The New York Times best-selling author’s time-travel classic that makes us feel the horrors of American slavery and indicts our country’s lack of progress on racial reconciliation
Soon to be an FX Networks TV series adaptation with a pilot directed by Janicza Bravo (Zola), written by Branden Jacobs-Jenkins (Watchmen), and executive produced by Jacobs-Jenkins and Darren Aronofsky (The Fountain)
“I lost an arm on my last trip home. My left arm.”
Dana’s torment begins when she suddenly vanishes on her 26th birthday from California, 1976, and is dragged through time to antebellum Maryland to rescue a boy named Rufus, heir to a slaveowner’s plantation. She soon realizes the purpose of her summons to the past: protect Rufus to ensure his assault of her Black ancestor so that she may one day be born. As she endures the traumas of slavery and the soul-crushing normalization of savagery, Dana fights to keep her autonomy and return to the present.

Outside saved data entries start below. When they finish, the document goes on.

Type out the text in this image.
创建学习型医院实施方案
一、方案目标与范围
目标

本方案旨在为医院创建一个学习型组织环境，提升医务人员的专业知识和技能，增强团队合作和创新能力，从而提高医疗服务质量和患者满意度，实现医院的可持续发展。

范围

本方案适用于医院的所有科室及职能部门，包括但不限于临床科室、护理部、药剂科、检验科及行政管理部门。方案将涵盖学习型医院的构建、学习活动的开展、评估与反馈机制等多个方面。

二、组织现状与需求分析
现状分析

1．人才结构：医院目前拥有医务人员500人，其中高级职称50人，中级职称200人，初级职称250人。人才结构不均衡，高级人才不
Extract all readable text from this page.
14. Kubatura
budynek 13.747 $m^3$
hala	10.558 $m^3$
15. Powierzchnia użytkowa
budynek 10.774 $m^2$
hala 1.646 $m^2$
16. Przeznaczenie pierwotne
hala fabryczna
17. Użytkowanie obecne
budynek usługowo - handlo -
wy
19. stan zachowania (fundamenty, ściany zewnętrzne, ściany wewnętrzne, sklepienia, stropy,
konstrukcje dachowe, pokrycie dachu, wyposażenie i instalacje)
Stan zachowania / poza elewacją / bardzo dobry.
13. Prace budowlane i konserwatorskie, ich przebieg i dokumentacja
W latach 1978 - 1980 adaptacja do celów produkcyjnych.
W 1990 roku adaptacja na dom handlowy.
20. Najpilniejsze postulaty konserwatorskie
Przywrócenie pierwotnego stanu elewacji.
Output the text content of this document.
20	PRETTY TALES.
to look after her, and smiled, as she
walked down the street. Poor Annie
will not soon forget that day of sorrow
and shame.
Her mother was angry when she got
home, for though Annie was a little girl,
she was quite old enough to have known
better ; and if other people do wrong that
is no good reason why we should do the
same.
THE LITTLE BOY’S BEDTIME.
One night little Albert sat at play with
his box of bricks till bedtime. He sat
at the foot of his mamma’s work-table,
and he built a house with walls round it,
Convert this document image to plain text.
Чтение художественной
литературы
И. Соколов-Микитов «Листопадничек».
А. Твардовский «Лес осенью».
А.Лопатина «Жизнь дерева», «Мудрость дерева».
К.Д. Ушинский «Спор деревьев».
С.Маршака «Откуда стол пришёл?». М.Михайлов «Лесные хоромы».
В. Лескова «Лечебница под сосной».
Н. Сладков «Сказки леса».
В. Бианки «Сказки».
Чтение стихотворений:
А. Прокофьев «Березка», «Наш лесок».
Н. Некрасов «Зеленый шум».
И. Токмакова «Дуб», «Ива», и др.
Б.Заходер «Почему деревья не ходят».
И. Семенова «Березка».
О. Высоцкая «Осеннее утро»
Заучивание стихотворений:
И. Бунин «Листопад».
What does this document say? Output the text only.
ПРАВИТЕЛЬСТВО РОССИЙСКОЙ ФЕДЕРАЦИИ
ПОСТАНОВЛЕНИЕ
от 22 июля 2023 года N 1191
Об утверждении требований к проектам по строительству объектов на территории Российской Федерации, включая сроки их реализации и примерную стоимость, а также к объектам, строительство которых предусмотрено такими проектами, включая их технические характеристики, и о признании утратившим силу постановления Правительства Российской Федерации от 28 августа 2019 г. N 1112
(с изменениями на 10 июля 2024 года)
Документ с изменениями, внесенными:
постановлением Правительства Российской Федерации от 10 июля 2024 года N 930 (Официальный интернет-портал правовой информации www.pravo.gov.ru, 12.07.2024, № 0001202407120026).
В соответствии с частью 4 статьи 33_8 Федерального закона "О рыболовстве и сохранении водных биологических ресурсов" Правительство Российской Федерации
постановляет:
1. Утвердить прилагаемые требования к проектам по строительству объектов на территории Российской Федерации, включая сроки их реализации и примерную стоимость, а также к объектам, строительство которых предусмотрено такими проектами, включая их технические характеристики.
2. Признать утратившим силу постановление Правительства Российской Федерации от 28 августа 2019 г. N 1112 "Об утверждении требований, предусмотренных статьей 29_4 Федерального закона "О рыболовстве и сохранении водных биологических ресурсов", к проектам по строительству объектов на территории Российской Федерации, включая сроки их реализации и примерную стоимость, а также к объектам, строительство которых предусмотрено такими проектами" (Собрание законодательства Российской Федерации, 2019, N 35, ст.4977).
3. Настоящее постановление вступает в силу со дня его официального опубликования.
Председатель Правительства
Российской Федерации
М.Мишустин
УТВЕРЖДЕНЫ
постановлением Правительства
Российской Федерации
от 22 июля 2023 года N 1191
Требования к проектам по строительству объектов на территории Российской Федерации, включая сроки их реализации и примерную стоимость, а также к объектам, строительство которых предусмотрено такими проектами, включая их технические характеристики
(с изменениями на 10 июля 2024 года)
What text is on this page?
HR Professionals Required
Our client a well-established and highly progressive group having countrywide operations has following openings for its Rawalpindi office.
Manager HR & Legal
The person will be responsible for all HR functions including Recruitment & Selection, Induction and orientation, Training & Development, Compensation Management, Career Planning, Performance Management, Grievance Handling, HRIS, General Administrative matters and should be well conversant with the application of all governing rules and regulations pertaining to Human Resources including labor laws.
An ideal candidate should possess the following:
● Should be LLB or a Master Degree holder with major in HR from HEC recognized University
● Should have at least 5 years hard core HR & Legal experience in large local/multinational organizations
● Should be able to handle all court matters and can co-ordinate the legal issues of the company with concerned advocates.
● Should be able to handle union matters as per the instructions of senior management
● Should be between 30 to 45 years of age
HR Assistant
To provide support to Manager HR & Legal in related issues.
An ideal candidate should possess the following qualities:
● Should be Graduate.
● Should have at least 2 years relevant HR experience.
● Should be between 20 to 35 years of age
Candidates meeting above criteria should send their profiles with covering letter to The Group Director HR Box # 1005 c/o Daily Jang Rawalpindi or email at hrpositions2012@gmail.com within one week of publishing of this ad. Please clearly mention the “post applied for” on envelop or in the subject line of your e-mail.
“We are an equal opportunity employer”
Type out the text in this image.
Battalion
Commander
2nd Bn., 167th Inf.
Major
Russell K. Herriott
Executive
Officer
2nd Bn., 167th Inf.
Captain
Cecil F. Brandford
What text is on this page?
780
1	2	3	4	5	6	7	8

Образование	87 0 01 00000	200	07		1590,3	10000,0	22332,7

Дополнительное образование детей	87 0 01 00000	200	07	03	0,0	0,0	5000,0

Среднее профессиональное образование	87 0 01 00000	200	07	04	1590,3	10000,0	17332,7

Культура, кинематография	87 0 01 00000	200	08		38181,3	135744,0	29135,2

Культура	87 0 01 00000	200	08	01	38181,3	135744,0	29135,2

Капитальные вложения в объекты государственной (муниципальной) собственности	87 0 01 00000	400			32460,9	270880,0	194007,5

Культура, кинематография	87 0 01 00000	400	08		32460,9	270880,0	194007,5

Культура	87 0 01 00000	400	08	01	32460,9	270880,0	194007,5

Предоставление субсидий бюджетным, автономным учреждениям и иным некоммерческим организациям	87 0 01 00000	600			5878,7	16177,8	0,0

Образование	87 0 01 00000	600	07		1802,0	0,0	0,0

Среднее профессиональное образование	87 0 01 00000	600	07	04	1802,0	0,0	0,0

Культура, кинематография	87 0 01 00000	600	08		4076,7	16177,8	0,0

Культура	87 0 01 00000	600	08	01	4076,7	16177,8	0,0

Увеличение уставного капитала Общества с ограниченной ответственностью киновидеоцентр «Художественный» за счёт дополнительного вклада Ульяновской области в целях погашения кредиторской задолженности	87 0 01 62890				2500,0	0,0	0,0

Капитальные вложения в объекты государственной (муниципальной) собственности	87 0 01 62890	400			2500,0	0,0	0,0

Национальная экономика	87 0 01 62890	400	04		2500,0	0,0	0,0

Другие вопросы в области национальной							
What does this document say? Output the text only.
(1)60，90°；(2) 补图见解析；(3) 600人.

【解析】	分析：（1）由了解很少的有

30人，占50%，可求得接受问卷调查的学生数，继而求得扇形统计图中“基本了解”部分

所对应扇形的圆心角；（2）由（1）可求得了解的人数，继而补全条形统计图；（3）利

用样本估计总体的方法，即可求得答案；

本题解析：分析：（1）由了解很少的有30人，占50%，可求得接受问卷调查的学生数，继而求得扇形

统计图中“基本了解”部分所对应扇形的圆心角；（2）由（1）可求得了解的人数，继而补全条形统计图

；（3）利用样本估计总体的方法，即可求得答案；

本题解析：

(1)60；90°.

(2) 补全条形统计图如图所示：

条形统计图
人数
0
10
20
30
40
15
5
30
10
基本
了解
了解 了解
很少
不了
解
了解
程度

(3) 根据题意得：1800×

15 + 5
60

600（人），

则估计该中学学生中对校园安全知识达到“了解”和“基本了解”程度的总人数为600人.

Blazing the trail for neo-slavery narratives like Colson Whitehead’s The Underground Railroad and Ta-Nehisi Coates’s The Water Dancer, Butler takes one of speculative fiction’s oldest tropes and infuses it with lasting depth and power. Dana not only experiences the cruelties of slavery on her skin but also grimly learns to accept it as a condition of her own existence in the present. “Where stories about American slavery are often gratuitous, reducing its horror to explicit violence and brutality, Kindred is controlled and precise” (New York Times).
About the Author
Octavia E. Butler (1947–2006) is the New York Times best-selling author of many novels, including Dawn, Wild Seed, and Parable of the Sower. She was the recipient of a MacArthur “Genius” Grant, a PEN West Lifetime Achievement Award, 2 Nebula Awards, and 3 Hugo Awards, among others.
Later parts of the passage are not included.